イギリスのスマートフォンスタートアップであるNothingは、業界の革新の停滞を打破することを目指し、新モデルのPhone (3a)を発表しました。この新しい端末は、ユニークなデザインや多様な形状、そして「グリフ」ライトと呼ばれる背面の照明が特長で、特定の着信音や通知音に応じて点灯します。
Phone (3a)は329ポンド(約414ドル)の価格で販売される予定であり、さらに機能が強化されたPhone (3a) Proは449ポンドからの価格で登場します。Nothingブランドは2020年にCarl Peiによって設立され、消費者向けテクノロジー製品に「温もり」を取り戻すことを目指しています。「人々が技術に対して楽観的だった過去と異なり、現在は無関心です。このサイクルを打破する方法が必要です」とPeiは述べています。
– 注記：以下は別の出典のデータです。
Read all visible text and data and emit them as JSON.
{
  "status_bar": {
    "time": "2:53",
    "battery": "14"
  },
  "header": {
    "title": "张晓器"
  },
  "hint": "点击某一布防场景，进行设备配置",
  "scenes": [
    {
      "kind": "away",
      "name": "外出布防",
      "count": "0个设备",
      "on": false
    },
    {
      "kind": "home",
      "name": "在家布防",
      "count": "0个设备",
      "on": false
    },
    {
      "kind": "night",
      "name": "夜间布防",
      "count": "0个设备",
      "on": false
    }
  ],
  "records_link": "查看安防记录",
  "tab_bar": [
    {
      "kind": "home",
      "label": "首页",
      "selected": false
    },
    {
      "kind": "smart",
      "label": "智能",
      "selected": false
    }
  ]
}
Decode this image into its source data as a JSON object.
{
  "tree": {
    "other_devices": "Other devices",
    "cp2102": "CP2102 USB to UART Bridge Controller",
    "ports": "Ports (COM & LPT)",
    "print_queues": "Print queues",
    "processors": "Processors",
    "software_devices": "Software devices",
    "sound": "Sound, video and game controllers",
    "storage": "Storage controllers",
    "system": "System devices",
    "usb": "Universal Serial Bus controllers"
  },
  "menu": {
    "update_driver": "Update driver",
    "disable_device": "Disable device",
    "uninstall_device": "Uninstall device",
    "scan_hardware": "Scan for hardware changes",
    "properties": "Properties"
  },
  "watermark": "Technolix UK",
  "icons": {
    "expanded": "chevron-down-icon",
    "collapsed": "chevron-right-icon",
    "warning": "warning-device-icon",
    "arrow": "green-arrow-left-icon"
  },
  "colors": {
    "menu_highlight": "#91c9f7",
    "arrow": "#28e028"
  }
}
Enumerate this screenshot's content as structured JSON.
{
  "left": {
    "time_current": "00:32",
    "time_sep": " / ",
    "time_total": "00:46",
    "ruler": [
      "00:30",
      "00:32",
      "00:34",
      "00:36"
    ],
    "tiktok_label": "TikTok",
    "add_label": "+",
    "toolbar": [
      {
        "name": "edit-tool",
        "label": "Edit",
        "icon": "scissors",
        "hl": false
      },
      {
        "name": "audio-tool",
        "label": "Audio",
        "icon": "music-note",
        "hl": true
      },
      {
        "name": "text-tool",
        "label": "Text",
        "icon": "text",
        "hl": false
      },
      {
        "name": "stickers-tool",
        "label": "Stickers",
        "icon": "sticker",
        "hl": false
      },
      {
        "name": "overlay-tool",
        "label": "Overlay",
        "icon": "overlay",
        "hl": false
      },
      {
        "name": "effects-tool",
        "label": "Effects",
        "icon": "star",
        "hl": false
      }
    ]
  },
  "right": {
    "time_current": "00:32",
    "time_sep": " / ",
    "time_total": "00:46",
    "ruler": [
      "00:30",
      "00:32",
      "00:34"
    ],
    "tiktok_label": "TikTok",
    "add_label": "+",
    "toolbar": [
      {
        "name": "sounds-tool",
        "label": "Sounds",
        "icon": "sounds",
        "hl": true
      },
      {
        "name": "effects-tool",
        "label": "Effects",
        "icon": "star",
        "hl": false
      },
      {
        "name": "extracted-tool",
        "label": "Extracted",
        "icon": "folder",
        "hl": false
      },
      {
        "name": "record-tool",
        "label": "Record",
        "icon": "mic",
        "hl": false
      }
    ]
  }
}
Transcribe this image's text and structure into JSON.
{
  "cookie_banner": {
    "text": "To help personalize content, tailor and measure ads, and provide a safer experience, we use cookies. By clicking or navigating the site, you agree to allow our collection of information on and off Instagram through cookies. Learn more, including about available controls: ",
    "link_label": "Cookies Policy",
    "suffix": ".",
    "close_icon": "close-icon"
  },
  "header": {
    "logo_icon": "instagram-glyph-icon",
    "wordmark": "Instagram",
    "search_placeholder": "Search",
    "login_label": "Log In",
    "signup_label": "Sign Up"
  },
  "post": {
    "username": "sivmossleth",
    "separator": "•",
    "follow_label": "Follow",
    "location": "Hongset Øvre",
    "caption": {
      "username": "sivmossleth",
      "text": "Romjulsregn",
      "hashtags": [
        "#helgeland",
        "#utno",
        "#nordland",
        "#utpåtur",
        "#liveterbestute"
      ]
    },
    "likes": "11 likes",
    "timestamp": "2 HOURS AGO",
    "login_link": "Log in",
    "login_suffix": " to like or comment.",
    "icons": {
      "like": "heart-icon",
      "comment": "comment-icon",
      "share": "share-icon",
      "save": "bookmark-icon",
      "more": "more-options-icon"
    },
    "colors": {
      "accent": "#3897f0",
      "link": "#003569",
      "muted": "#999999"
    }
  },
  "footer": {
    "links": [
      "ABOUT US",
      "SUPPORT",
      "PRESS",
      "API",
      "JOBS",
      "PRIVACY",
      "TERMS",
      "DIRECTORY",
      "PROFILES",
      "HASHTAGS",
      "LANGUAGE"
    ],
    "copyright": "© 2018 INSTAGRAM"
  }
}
Nothingのアプローチは、かつてのOnePlusの成功を思わせるもので、この企業も手頃な価格のAndroid端末を中心に、独自のマーケティング手法で多くの支持を得てきました。Phone (3a)の発表前には、ノルウェーのスタートアップ1Xが製作したヒューマノイドロボットがこの端末を開封する様子を描いたビデオが公開されました。
市場調査会社CCS Insightの主任アナリスト、Ben Wood氏は、Nothingが「スマートフォンの均一性の海に立ち向かうために別のアプローチを試みている」と称賛しています。Wood氏は「この価格帯で電話を販売するには、他の製品と差別化する必要があります」と述べています。
Phone (3a)は、50メガピクセルの光学手ぶれ補正を搭載したメインレンズ、50メガピクセルの望遠レンズ、そしてソニー製の8メガピクセルウルトラワイドレンズを含むトリプルカメラシステムを背面に装備しています。プロセッサにはクアルコムのSnapdragon 7s Gen 3が使用されており、これは昨年のPhone (2a)で使用されていたMediaTek Dimensity 7200 Proからの変更になります。
デザインやカメラ機能は魅力的ですが、Phone (3a)が他のスマートフォンと差別化される点は少なく、形状はiPhoneに似ており、一般的なハンドセットと同様の機能を提供しています。販売台数の期待について、Wood氏はNothingがAppleやSamsungのような規模を持たないため、数百万台を販売することは難しいと述べ、「成功」とされるのは「数十万台」の販売になるであろうと指摘しています。Nothingは、耳栓を含む700万以上の製品を販売し、2024年に累計10億ドル以上の収益を達成したと報告しています。
Nothingは特にインド市場をターゲットにしており、大変競争の激しい状況で「非常に価格競争力を持つ必要がある」とWood氏は強調しています。今年1月にPei氏は、Nothingがインドで最も急成長しているスマートフォンブランドであり、2024年に557%の成長を達成したと述べました。特筆すべきは、Phone (3a) Proの価格が高いため、インドでは提供されないとNothingが発表した点です。共同創設者のAkis Evangelidis氏は、今年後半にインドでの運営を担当するために移る予定です。